最後の一口を口に放り込むと、太公望は楊ゼンの差し出した手ぬぐいを受け取り、手に付いた桃の汁を拭き取った。
楊ゼンはそれを見届けると、今度はそれを受け取るために手を差し出す。
そしてそのまま、手ぬぐいを渡そうとした太公望の手ごと引き寄せ、甘い香りのする指先に口接けた。

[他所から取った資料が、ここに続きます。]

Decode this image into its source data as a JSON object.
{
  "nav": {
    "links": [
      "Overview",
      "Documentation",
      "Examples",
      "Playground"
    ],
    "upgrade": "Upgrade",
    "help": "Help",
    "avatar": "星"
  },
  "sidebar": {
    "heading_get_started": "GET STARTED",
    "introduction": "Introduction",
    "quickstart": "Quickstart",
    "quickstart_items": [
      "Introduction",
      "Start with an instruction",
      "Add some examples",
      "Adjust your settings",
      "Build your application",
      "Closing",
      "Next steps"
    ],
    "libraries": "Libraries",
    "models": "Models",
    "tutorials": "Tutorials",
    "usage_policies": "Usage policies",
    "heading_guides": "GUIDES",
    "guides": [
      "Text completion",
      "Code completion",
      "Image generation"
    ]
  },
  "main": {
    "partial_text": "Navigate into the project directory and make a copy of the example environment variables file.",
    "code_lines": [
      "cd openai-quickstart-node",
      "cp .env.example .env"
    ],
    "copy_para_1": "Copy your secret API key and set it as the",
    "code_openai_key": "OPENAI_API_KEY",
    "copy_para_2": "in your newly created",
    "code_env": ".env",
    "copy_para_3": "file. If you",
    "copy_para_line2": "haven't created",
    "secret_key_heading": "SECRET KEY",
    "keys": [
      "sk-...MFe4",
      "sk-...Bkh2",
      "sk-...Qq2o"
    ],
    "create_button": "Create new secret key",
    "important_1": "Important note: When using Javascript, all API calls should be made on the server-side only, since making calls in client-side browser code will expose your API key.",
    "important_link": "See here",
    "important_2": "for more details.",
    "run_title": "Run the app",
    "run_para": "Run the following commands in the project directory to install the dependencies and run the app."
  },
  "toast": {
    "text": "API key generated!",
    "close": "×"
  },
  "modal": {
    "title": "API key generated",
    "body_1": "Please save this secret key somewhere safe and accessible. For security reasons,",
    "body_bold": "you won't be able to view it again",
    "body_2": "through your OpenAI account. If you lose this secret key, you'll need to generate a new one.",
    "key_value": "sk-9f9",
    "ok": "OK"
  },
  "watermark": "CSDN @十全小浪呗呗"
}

唐突な楊ゼンの行動に太公望はわずかに目を瞬かせると、ついで眉を顰める。


「僕も桃は好きですよ。あなたの香りがするから」
「たわけ」


太公望はそう言って楊ゼンの手を振り解くと、さっさと手袋をはめ、筆を持ち直してしまう。
「くだらん事を言う暇があるなら、少し手伝っていけ」
「はい、勿論」
冷たい仕打ちをものともせずに微笑むと、楊ゼンは持ってきた盆を脇の机によけ、太公望の執務机の上に山積みにされた書簡をいくつか手に取った。
見れば太公望はさっさと執務を再開させている。
楊ゼンはわずかに肩をすくめると、いつもの自分の席について書簡を広げた。